Selon le média russe RBC, Kamila Valieva a été contrôlée positive au trimetazidine. Placée depuis 2014 sur la liste des produits interdits, cette substance est notamment utilisée pour soigner les angines et les vertiges. A ce stade de l’affaire, la question de sa présence dans un échantillon prélevé sur une patineuse artistique âgée de 15 ans reste sans réponse.

Pour une raison encore obscure, le laboratoire de Stockholm a révélé le cas positif de la jeune Russe seulement mardi 8 février, au lendemain de l’épreuve par équipes des Jeux de Pékin. A quelques heures de la cérémonie des médailles.

La patineuse. Kamila Valieva n’est pas la première athlète venue. Championne de Russie et d’Europe en titre, elle s’est présentée aux Jeux de Pékin avec le statut de favorite pour la médaille d’or de l’épreuve individuelle. Depuis le début de la saison, elle a battu le record du monde des programmes court et libre. Malgré son jeune âge, elle illustre par ses qualités artistiques et son bagage technique ce qui se fait actuellement de mieux sur la glace.

Détail tout sauf anodin : Kamila Valieva est mineure. A ce titre, elle est considérée par l’Agence mondiale antidopage (AMA) comme une athlète « protégée« . En cas d’infraction aux règles antidopage, sa sanction pourrait être plus clémente. Son nom ne serait normalement pas rendu public.

Les parties prenantes. Elles se montrent toutes très avares de commentaires sur une affaire embarrassante pour les uns et les autres. Le CIO répète depuis deux jours par la voix de son porte-parole, Mark Adams, ne pas être en mesure de commenter le sujet, au moins pendant la « procédure légale » en cours. L’instance olympique se tourne également vers l’ITA, expliquant que les sujets dopage sont désormais de sa responsabilité.

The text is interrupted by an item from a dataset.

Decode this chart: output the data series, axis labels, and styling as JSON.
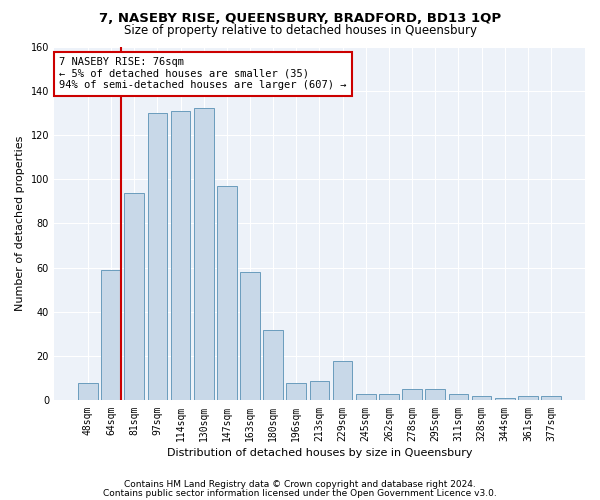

Même absence de prise de position de la part de la Fédération internationale de patinage (ISU). Son communiqué très laconique explique qu’elle ne peut « divulguer aucune information sur une éventuelle violation des règles antidopage. Ceci est conforme aux règles antidopage de l’ISU et du CIO pour Pékin 2022« .

Quant à la Fédération russe de patinage, elle se borne à répéter par la voix de son attachée de presse que Kamila Valieva n’est pas suspendue. Elle pouvait donc participer à la compétition par équipes et poursuivre ses Jeux. Elle a été vue à la patinoire d’entraînement, ce vendredi matin, en tenue et sur la glace.

La suite. Il a été annoncé ce vendredi 11 février que le Tribunal arbitral du sport (TAS) tiendrait une audience en urgence à Pékin sur l’affaire Valieva. La juridiction a été saisie par l’ITA au nom du CIO. Mais elle pourrait se concentrer seulement sur la procédure juridique en cours, non pas sur l’aspect dopage. L’ITA l’a précisé dans un long communiqué : RUSADA avait imposé à la jeune patineuse une interdiction provisoire immédiate de participer aux Jeux de Pékin, mais elle a été contestée par Kamila Valieva, puis levée par décision de la commission d’appel de RUSADA.

Questions : Kamilia Valieva sera-t-elle disqualifiée de l’épreuve par équipes, et avec elle le reste de la formation du ROC ? Sera-t-elle autorisée à prendre part à la compétition individuelle ? Les réponses pourraient tomber dans les heures à venir.